A particle's position is described by Cartesian co-ordinates $x\,\textbf{i} + y\,\textbf{j}$. It moves under the influence of a magnetic field $\textbf{B}=B\,\textbf{k}$ for $x>0$, and $\textbf{B}=0$ for $x<0$. It is struck from a point $P$ whose co-ordinates are $(-D,0)$, where $D>0$. When it is struck it has velocity $u\,\textbf{i} + \frac{u}{2}\,\textbf{j}$, where $u>0$.
I am asked to find the position and velocity of the particle at $t=0$, where $x=0$.
I have no idea what to do here because if it is struck from the point P with the velocity described above, surely this implies that $x(0)=-D\,\textbf{i}$, and $v(0) = u\,\textbf{i} + \frac{u}{2}\,\textbf{j}$. But this would imply that $D=0$, which contradicts the fact that $D>0$?
Based on physical law, when a charged particle travelling with velocity $\textbf{v}$ (positive charge q) hits a magnetic field B, it will be acted on by a force F given by $\textbf{F} = q\textbf{v} X \textbf{B}$. Now we have to assume that the particle has a positive charge q and a mass of m.

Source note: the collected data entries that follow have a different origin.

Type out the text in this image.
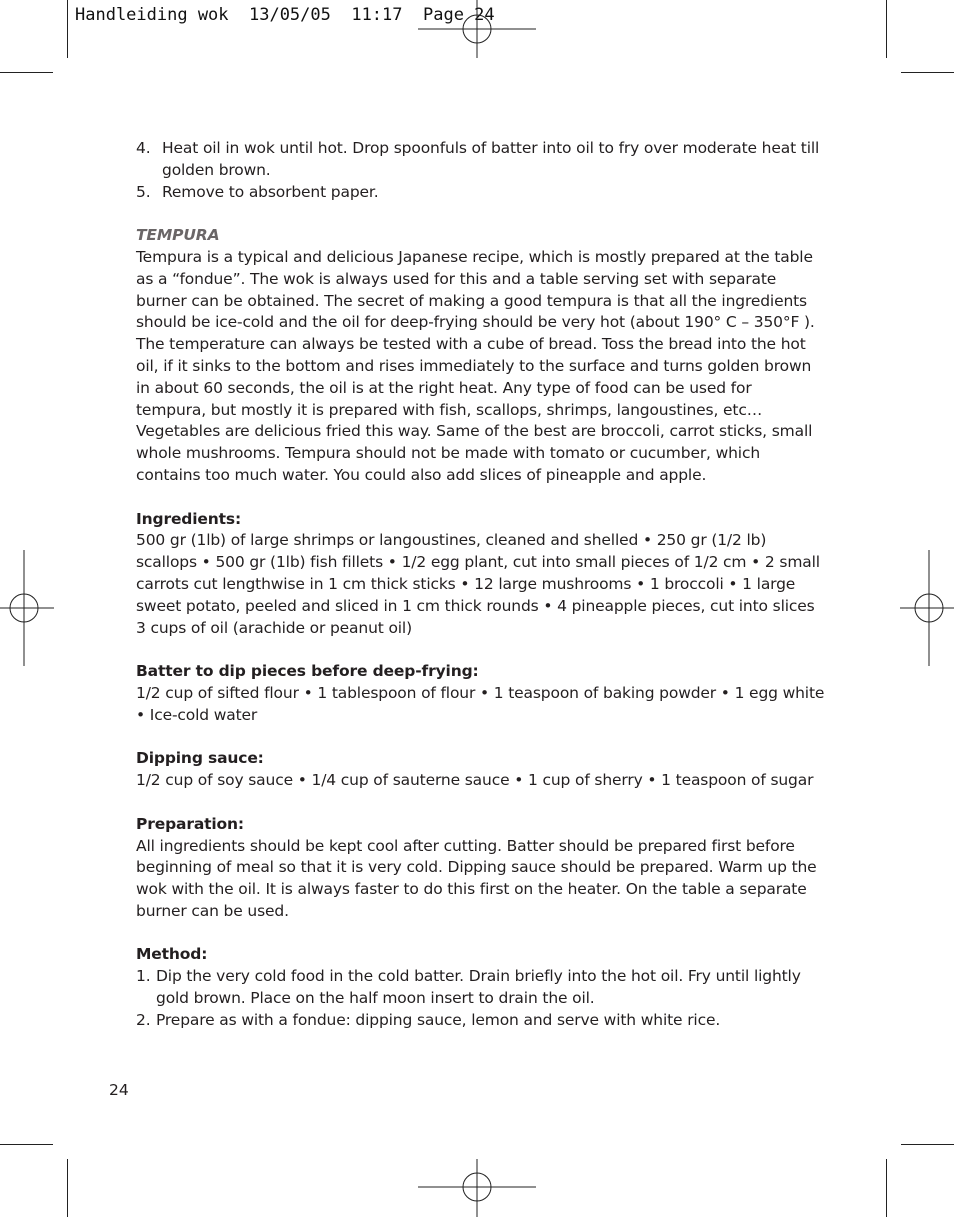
Handleiding wok  13/05/05  11:17  Page 24
4. Heat oil in wok until hot. Drop spoonfuls of batter into oil to fry over moderate heat till golden brown.

5. Remove to absorbent paper.

TEMPURA

Tempura is a typical and delicious Japanese recipe, which is mostly prepared at the table as a “fondue”. The wok is always used for this and a table serving set with separate burner can be obtained. The secret of making a good tempura is that all the ingredients should be ice-cold and the oil for deep-frying should be very hot (about 190° C – 350°F ). The temperature can always be tested with a cube of bread. Toss the bread into the hot oil, if it sinks to the bottom and rises immediately to the surface and turns golden brown in about 60 seconds, the oil is at the right heat. Any type of food can be used for tempura, but mostly it is prepared with fish, scallops, shrimps, langoustines, etc… Vegetables are delicious fried this way. Same of the best are broccoli, carrot sticks, small whole mushrooms. Tempura should not be made with tomato or cucumber, which contains too much water. You could also add slices of pineapple and apple.

Ingredients:

500 gr (1lb) of large shrimps or langoustines, cleaned and shelled • 250 gr (1/2 lb) scallops • 500 gr (1lb) fish fillets • 1/2 egg plant, cut into small pieces of 1/2 cm • 2 small carrots cut lengthwise in 1 cm thick sticks • 12 large mushrooms • 1 broccoli • 1 large sweet potato, peeled and sliced in 1 cm thick rounds • 4 pineapple pieces, cut into slices 3 cups of oil (arachide or peanut oil)

Batter to dip pieces before deep-frying:

1/2 cup of sifted flour • 1 tablespoon of flour • 1 teaspoon of baking powder • 1 egg white • Ice-cold water

Dipping sauce:

1/2 cup of soy sauce • 1/4 cup of sauterne sauce • 1 cup of sherry • 1 teaspoon of sugar

Preparation:

All ingredients should be kept cool after cutting. Batter should be prepared first before beginning of meal so that it is very cold. Dipping sauce should be prepared. Warm up the wok with the oil. It is always faster to do this first on the heater. On the table a separate burner can be used.

Method:

1. Dip the very cold food in the cold batter. Drain briefly into the hot oil. Fry until lightly gold brown. Place on the half moon insert to drain the oil.

2. Prepare as with a fondue: dipping sauce, lemon and serve with white rice.

24
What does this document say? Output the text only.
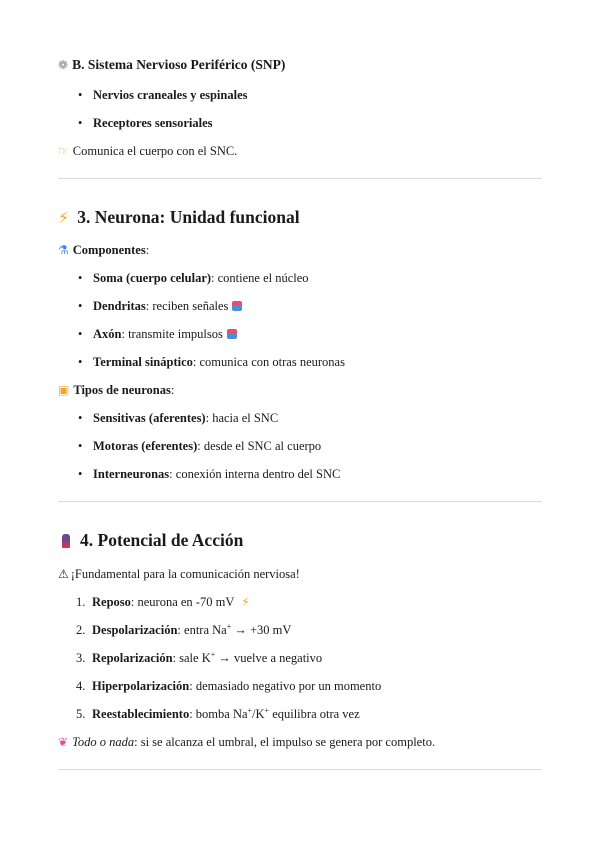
❁ B. Sistema Nervioso Periférico (SNP)
• Nervios craneales y espinales
• Receptores sensoriales
☞ Comunica el cuerpo con el SNC.
⚡ 3. Neurona: Unidad funcional
⚗ Componentes:
• Soma (cuerpo celular): contiene el núcleo
• Dendritas: reciben señales
• Axón: transmite impulsos
• Terminal sináptico: comunica con otras neuronas
▣ Tipos de neuronas:
• Sensitivas (aferentes): hacia el SNC
• Motoras (eferentes): desde el SNC al cuerpo
• Interneuronas: conexión interna dentro del SNC
4. Potencial de Acción
⚠ ¡Fundamental para la comunicación nerviosa!
1. Reposo: neurona en -70 mV ⚡
2. Despolarización: entra Na+ → +30 mV
3. Repolarización: sale K+ → vuelve a negativo
4. Hiperpolarización: demasiado negativo por un momento
5. Reestablecimiento: bomba Na+/K+ equilibra otra vez
❦ Todo o nada: si se alcanza el umbral, el impulso se genera por completo.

As the charge hits the y axis, the direction of the velocity is at a slope of $\frac{\frac{u}{2}}{u} = \frac{1}{2}$ with the x axis. Then it will move in a circle with the centre lying on the perpendicular to the line of the initial velocity. The radius is calculated based on balancing the magnetic force and the centrifugal force as shown below
$$qvB = \frac{mv^2}{r} \implies r = \frac{mv}{qB}$$
Based on the given velocity
$$v = \sqrt{u^2 + \frac{u^2}{4}} = \frac{\sqrt{5}}{2}u$$ $$\implies r = \frac{\sqrt{5}mu}{2qB}$$
The next step is to find the centre of the circle $(x_0, y_0)$
As the initial velocity slope is $\frac{1}{2}$, the centre will lie on the line with slope $-2$. Also the particle hits the y axis at the point $(0, \frac{D}{2})$. Hence the equation of the line is $y = -2x + \frac{D}{2}$. Therefore we have the following equations to solve for $(x_0, y_0)$
$$y_0 = -2x_0 + \frac{D}{2}$$ $$x_0^2 + (y_0 - \frac{D}{2})^2 = r^2$$
$$\implies x_0 = \frac{r}{\sqrt{5}}$$ $$y_0 = -\frac{2r}{\sqrt{5}} + \frac{D}{2}$$
Then the equation of the circle is
$$(x - \frac{r}{\sqrt{5}})^2 + (y + \frac{2r}{\sqrt{5}} - \frac{D}{2})^2 = r^2$$
By setting $x = 0$ we have the position when the particle hits the y axis again which is
$$(0, \frac{D}{2} - \frac{4r}{\sqrt{5}})$$
By differentiating the circle at this point we can see the slope is $-\frac{1}{2}$
As the speed will stay the same and only the direction is changed, the velocity when it hits the y axis again is
$$-u\textbf{i} + \frac{u}{2}\textbf{j}$$